“Be fruitful,” meant to Malthus reproduce your kind,—that implied not only bringing babies into the world, but rearing them up to healthy, robust, and prosperous manhood, with every prospect of continuing the process.
“Multiply and replenish the earth” as a command to Noah, meant in the mind of the Rector of Harleybury, “People the earth with men after your own image.”
Very little care would be required in Noah’s time, with his fine alluvial flats, and sparse population, but in Malthus’s time the command could not be fully carried out without labour, self-development, and “moral restraint.”
The physiological law is simple and blind, taking no cognisance of the consequences, or the quality of the offspring produced. The divine command is complex. It embodies the reproductive instinct, but restrains and guides it in view of ultimate consequences.
So much for the views and teaching of Malthus. To him no ethical standard was violated in preventing offspring by protracted continence, or lifelong celibacy, provided the motive was the inability so to provide for a family as to require no aid from the state. And it is difficult to escape this conclusion. There is no ethical, Christian, or social law, that directs a man or woman to procreate their kind if they cannot, or have reasonable grounds to think they cannot, support their offspring without aid from others.
There can be, therefore, no just law that decrees that men or women shall marry under such circumstances. In fact most philanthropists think they violate a social and ethical law if they do marry.
But, if with Paul, they resolve that it is better to marry than to burn, is there any law that can or should prevent them selecting the occasions of their union, with a view to limiting fertility.
Abstention is the voluntary hindrance of a desire, when that desire is strongest in both sexes; and as such it limits happiness, and is in consequence an evil per se. A motive that will control this desire must be a strong one; such a motive is not necessarily bad. It may be good or evil.
There can be no essential ethical difference between constant continence, prior to marriage, and intermittent continence subsequent to marriage, both practices having a similar motive.
If post nuptial restraint with a view to limiting offspring is wrong, restraint from marriage with the same motive is wrong.
If delayed marriage in the interest of the individual and the State is right, marriage with intermittent restraint is in the same interest, and can as easily be defended.

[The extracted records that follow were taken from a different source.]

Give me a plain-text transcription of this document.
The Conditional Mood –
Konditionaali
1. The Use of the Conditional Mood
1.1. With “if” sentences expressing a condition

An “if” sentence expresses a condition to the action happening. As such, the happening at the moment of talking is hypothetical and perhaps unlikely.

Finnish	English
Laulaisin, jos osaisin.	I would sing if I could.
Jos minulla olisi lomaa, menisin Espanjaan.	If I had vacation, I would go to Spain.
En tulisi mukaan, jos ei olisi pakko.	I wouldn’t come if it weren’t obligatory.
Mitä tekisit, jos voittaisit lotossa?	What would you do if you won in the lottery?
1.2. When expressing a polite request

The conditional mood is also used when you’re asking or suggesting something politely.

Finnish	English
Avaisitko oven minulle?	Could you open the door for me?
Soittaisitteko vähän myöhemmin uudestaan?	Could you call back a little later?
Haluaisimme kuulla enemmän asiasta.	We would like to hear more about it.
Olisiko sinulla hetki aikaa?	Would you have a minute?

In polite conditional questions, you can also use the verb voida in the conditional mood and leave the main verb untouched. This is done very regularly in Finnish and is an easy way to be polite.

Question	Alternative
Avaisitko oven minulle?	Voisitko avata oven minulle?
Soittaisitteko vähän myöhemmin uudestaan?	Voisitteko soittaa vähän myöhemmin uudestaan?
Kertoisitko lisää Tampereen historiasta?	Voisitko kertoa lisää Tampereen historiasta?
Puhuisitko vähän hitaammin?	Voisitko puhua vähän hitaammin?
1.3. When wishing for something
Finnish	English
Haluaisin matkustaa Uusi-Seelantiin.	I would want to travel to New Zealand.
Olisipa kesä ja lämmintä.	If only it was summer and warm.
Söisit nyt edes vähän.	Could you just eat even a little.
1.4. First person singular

The ethics of prevention by restraint must be judged by its consequences. If unrestrained procreation will place children in a home where the food and comfort are adequate to their healthful support and development, then procreation is good,—good for the individual, society, and the State.
If the conditions necessary to this healthful support and development, can by individual or State effort be provided for all children born, it is the duty of the individual and of the State to make that effort.